Startale also recently introduced Tokenomics 3.0 for ASTR, the native token of the Astar Network, replacing its previous inflationary model with a fixed maximum supply of 10.5 billion tokens. ASTR has declined approximately 82% over the past year, a reflection of broader market conditions rather than any project-specific failure, given the sustained institutional investment the company continues to attract.

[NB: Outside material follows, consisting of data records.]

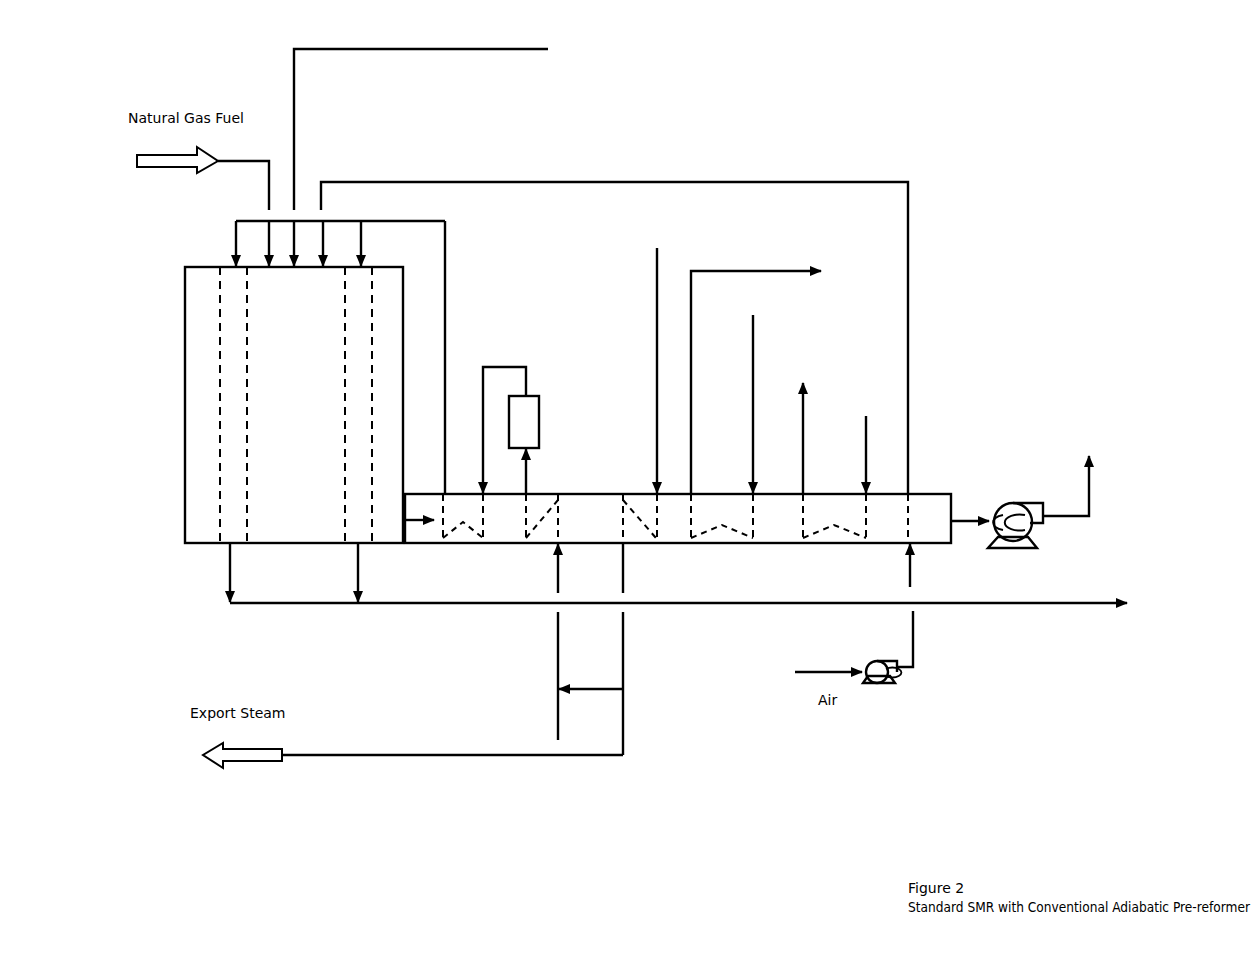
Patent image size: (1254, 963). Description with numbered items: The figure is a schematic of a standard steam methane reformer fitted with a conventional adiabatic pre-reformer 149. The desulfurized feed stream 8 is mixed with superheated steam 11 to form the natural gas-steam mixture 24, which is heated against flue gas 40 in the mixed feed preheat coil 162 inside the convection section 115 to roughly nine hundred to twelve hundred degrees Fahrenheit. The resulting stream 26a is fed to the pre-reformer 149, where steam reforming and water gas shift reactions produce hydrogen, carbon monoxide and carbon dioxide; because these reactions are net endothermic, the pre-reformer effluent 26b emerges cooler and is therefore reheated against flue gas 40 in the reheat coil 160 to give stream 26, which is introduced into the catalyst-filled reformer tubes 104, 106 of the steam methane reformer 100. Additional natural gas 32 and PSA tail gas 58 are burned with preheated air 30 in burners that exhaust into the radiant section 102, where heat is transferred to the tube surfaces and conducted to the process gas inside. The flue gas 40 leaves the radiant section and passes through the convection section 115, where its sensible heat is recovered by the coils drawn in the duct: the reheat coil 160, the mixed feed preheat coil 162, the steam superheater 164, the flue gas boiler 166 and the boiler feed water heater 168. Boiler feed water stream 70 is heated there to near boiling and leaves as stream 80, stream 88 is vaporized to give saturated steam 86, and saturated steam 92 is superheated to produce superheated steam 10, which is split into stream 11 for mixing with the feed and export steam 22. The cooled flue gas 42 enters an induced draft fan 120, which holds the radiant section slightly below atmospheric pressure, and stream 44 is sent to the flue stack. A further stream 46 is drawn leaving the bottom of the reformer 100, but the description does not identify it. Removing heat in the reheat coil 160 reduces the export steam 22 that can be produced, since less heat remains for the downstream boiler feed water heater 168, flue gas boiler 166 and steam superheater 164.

The PSA tail gas 58 is at (421, 113).
The additional natural gas 32 is at (203, 177).
The preheated air 30 is at (614, 326).
The reheated natural gas-steam stream 26 is at (457, 357).
The radiant section of the reformer 102 is at (294, 405).
The reformer tubes 104 is at (240, 449).
The reformer tubes 106 is at (342, 517).
The steam methane reformer 100 is at (294, 572).
The flue gas 40 is at (419, 510).
The pre-reformer effluent 26b is at (506, 416).
The conventional adiabatic pre-reformer 149 is at (524, 422).
The heated mixed feed stream 26a is at (543, 471).
The saturated steam 92 is at (646, 370).
The saturated steam from the convection section 86 is at (756, 369).
The boiler feed water stream to convection section 88 is at (764, 404).
The heated boiler feed water 80 is at (814, 438).
The boiler feed water stream 70 is at (854, 454).
The flue gas leaving the convection section 42 is at (970, 505).
The induced draft fan 120 is at (1015, 539).
The flue gas to stack 44 is at (1066, 486).
The reheat coil 160 is at (463, 543).
The mixed feed preheat coil 162 is at (537, 532).
The steam superheater 164 is at (644, 531).
The flue gas boiler 166 is at (722, 543).
The boiler feed water heater 168 is at (836, 543).
The convection section 115 is at (678, 535).
The product stream line 46 is at (678, 615).
The natural gas-steam mixture 24 is at (540, 616).
The superheated steam 10 is at (635, 649).
The superheated steam for feed 11 is at (591, 673).
The desulfurized feed stream 8 is at (541, 714).
The export steam 22 is at (413, 763).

The company’s near-term roadmap is concrete: launch the regulated JPYSC stablecoin in Q2 2026, continue scaling Strium for institutional FX and tokenized equity settlement, and grow the Startale SuperApp user base. With $63 million in fresh capital and SBI Group’s financial infrastructure behind it, Startale is positioned as a central player in Japan’s push to modernize its financial system through blockchain. Whether the broader market catches up to that institutional conviction remains the open question, particularly as transparency standards for token issuers continue to evolve across global markets.

Disclaimer: This article is for informational purposes only and does not constitute financial or investment advice. Cryptocurrency and digital asset markets carry significant risk. Always do your own research before making decisions.